WASHINGTON — Motorists angry about high gasoline prices are quick to point their fingers at oil companies reporting record profits, but oil-producing nations such as Saudi Arabia are also benefiting just as handsomely.
High oil prices are expected to bring export earnings in excess of $500 billion to the six member nations of the Gulf Cooperation Council, or GCC, according to a report Tuesday from the Institute of International Finance. The GCC countries are Saudi Arabia, Kuwait, United Arab Emirates, Oman, Bahrain and Qatar. Collectively they account for 40 percent of world oil exports.

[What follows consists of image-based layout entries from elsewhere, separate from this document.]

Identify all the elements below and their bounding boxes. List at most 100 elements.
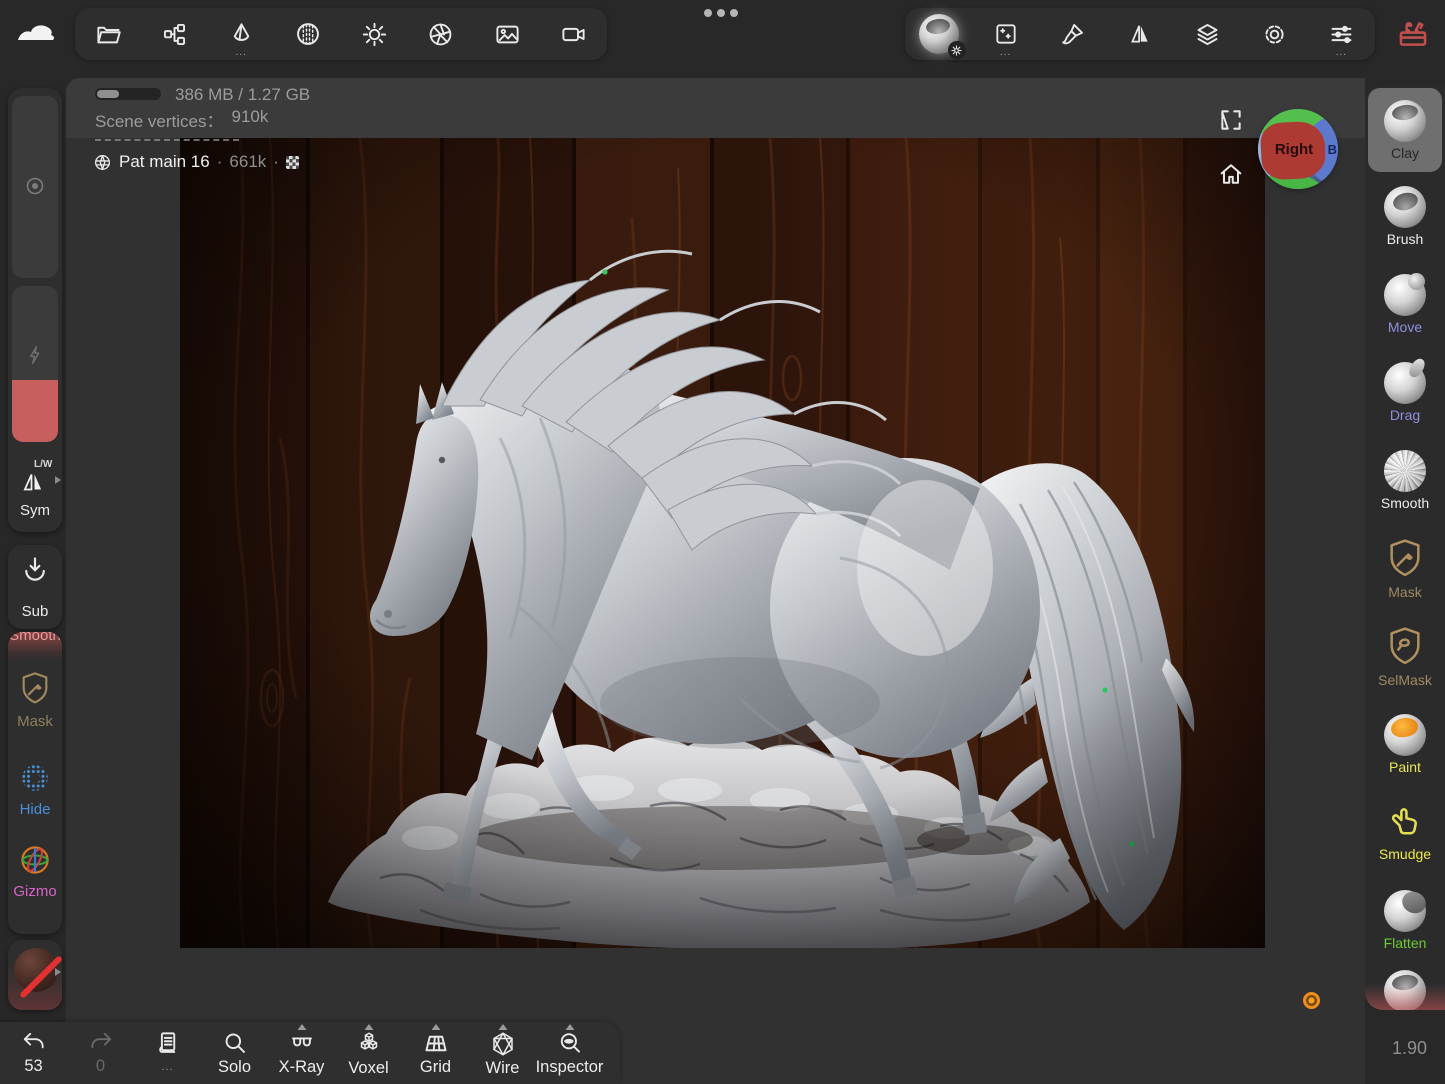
files-button[interactable]	[85, 11, 131, 57]
subdivide-arrow-icon	[8, 553, 62, 585]
undo-count: 53	[24, 1057, 42, 1075]
pointer-indicator-icon	[1303, 992, 1320, 1009]
stamp-alpha-button[interactable]: ...	[983, 11, 1029, 57]
camera-button[interactable]	[551, 11, 597, 57]
adjust-sliders-button[interactable]: ...	[1318, 11, 1364, 57]
memory-usage-text: 386 MB / 1.27 GB	[175, 85, 310, 105]
tool-panel: Clay Brush Move Drag Smooth Mask SelMask…	[1365, 85, 1445, 1010]
sphere-clay-icon	[1384, 100, 1426, 142]
sphere-move-icon	[1384, 274, 1426, 316]
tool-selmask[interactable]: SelMask	[1365, 612, 1445, 700]
solo-toggle[interactable]: Solo	[201, 1022, 268, 1084]
radius-slider[interactable]	[12, 96, 58, 278]
orientation-gizmo[interactable]: Right B	[1258, 109, 1338, 189]
tool-label: Mask	[1388, 585, 1421, 599]
grid-toggle[interactable]: Grid	[402, 1022, 469, 1084]
sphere-flatten-icon	[1384, 890, 1426, 932]
redo-arrow-icon	[87, 1030, 115, 1056]
tool-label: Brush	[1387, 232, 1424, 246]
shortcut-mask[interactable]: Mask	[8, 670, 62, 730]
tool-label: Smooth	[1381, 496, 1429, 510]
xray-label: X-Ray	[279, 1058, 325, 1076]
xray-toggle[interactable]: X-Ray	[268, 1022, 335, 1084]
shortcut-smooth[interactable]: Smooth	[8, 632, 62, 662]
sliders-more: ...	[1318, 48, 1364, 58]
grid-label: Grid	[420, 1058, 451, 1076]
caret-up-icon	[565, 1024, 574, 1030]
undo-button[interactable]: 53	[0, 1022, 67, 1084]
checkerboard-icon	[286, 156, 299, 169]
tool-label: SelMask	[1378, 673, 1432, 687]
settings-button[interactable]	[1251, 11, 1297, 57]
zoom-level: 1.90	[1392, 1038, 1427, 1059]
paint-mode-button[interactable]	[1050, 11, 1096, 57]
fullscreen-button[interactable]	[1218, 107, 1244, 133]
matcap-material-button[interactable]	[916, 11, 962, 57]
voxel-toggle[interactable]: Voxel	[335, 1022, 402, 1084]
wire-label: Wire	[486, 1059, 520, 1077]
inspector-toggle[interactable]: Inspector	[536, 1022, 603, 1084]
tool-label: Smudge	[1379, 847, 1431, 861]
background-image-button[interactable]	[484, 11, 530, 57]
sphere-slash-icon	[14, 948, 58, 992]
scene-graph-button[interactable]	[152, 11, 198, 57]
shortcut-hide[interactable]: Hide	[8, 760, 62, 818]
history-notes-button[interactable]: ...	[134, 1022, 201, 1084]
glasses-icon	[287, 1030, 317, 1057]
caret-up-icon	[297, 1024, 306, 1030]
primitive-more: ...	[218, 48, 264, 58]
light-button[interactable]	[351, 11, 397, 57]
material-button[interactable]	[285, 11, 331, 57]
tool-flatten[interactable]: Flatten	[1365, 876, 1445, 964]
radius-dot-icon	[12, 174, 58, 198]
gizmo-label: Gizmo	[8, 883, 62, 900]
primitive-button[interactable]: ...	[218, 11, 264, 57]
intensity-slider[interactable]	[12, 286, 58, 442]
dot-separator: ·	[273, 152, 279, 172]
shield-brush-icon	[1385, 537, 1425, 581]
tool-drag[interactable]: Drag	[1365, 348, 1445, 436]
stamp-more: ...	[983, 48, 1029, 58]
tool-smudge[interactable]: Smudge	[1365, 788, 1445, 876]
sculpt-viewport[interactable]	[180, 138, 1265, 948]
shortcut-gizmo[interactable]: Gizmo	[8, 842, 62, 900]
symmetry-toggle[interactable]: L/W Sym	[8, 460, 62, 532]
app-logo-icon[interactable]	[12, 16, 58, 48]
sub-card[interactable]: Sub	[8, 545, 62, 629]
gizmo-orb-icon	[8, 842, 62, 878]
home-icon	[1217, 160, 1245, 188]
magnifier-eye-icon	[556, 1030, 584, 1057]
tool-move[interactable]: Move	[1365, 260, 1445, 348]
scene-vertices-value: 910k	[232, 107, 269, 132]
notebook-icon	[154, 1030, 181, 1057]
tool-label: Drag	[1390, 408, 1420, 422]
sub-label: Sub	[8, 603, 62, 620]
caret-up-icon	[498, 1024, 507, 1030]
toolbox-button[interactable]	[1392, 12, 1434, 56]
voxel-label: Voxel	[348, 1059, 388, 1077]
postprocess-button[interactable]	[418, 11, 464, 57]
orientation-front-label: Right	[1264, 141, 1324, 158]
redo-button[interactable]: 0	[67, 1022, 134, 1084]
tool-brush[interactable]: Brush	[1365, 172, 1445, 260]
matcap-sphere-icon	[919, 14, 959, 54]
home-view-button[interactable]	[1217, 160, 1245, 188]
layers-button[interactable]	[1184, 11, 1230, 57]
redo-count: 0	[96, 1057, 105, 1075]
tool-mask[interactable]: Mask	[1365, 524, 1445, 612]
dot-separator: ·	[217, 152, 223, 172]
tool-paint[interactable]: Paint	[1365, 700, 1445, 788]
voxel-cubes-icon	[355, 1030, 383, 1058]
tool-smooth[interactable]: Smooth	[1365, 436, 1445, 524]
sphere-smooth-icon	[1384, 450, 1426, 492]
memory-usage-bar	[95, 88, 161, 100]
tool-clay[interactable]: Clay	[1368, 88, 1442, 172]
caret-up-icon	[364, 1024, 373, 1030]
active-object-row[interactable]: Pat main 16 · 661k ·	[93, 152, 299, 172]
symmetry-label: Sym	[8, 502, 62, 519]
orientation-side-label: B	[1328, 142, 1337, 157]
material-toggle-card[interactable]	[8, 940, 62, 1010]
symmetry-button[interactable]	[1117, 11, 1163, 57]
tool-partial[interactable]	[1365, 964, 1445, 1010]
wire-toggle[interactable]: Wire	[469, 1022, 536, 1084]
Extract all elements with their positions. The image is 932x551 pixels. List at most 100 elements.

How much is $500 billion? Consider that the damage to Lebanon's infrastructure and economy in general after a monthlong conflict with Israel is broadly estimated at about $10 billion. That's about 2 percent of the GCC nations' projected oil earnings for this year. Their oil earnings are greater than the combined export earnings of the developing economies of India, Brazil, Poland and Turkey.
Howard Handy, director of the IIF's Middle East department, called the earnings "really unparalleled." Their earnings, he said, are flowing back into the global economy, which makes them effectively exporters of capital as well as oil.
The IIF, a trade association for international commercial and investment banks, believes that the GCC nations, led by Saudi Arabia and Kuwait, will buy more than $450 billion in foreign assets in 2006 and 2007. That's on top of the $167 billion in foreign assets accumulated in 2005.
In the 1970s, oil profits were often squandered on conspicuous luxury goods, but a lot of today's petrodollars flow back into the U.S. stock and commodity exchanges, treasury bonds and mortgage-backed securities.
The U.S. Treasury Department reported Tuesday that foreign purchases of U.S. stocks, bonds and treasuries exceeded $84.7 billion in June, the latest reporting period. A substantial portion of that, albeit hard to quantify, is believed to be petrodollar investments.
"They've become much more sophisticated than they were in the previous run-up of the price of oil," said Michael Economides, an expert on global oil at the University of Houston. "Then, there was a decade of a huge influx of dollars, petrodollars . . . they were like little children in a toy store — they actually went out and spent the money."
Unlike the 1970s, the U.S. market is no longer the only game in town for petrodollars. Today, Gulf oil profits are as likely to go to Europe, Asia or the Middle East as to the United States.
"They have other options now, and they're not going to put all their eggs in one basket," said Rachel Bronson, who studied U.S.-Saudi relations in the recent book "Thicker Than Oil: America's Uneasy Partnership with Saudi Arabia."
"Some of that money will certainly leak through to bad actors," said Bronson, who nevertheless noted that Saudi Arabia and the United Arab Emirates work closely with U.S. authorities to avoid financial leaks to terrorists.
High gasoline prices have U.S. motorists looking for someone to blame. But the Gulf nations are merely benefiting from surging global demand for oil. Demand in the United States, which burns a quarter of all global oil consumption, continues to grow despite high prices, as it does in the second-largest market, China.
Gulf nations are reluctant to invest heavily in new production because most oil forecasts warn that overproduction and falling prices may loom within a decade.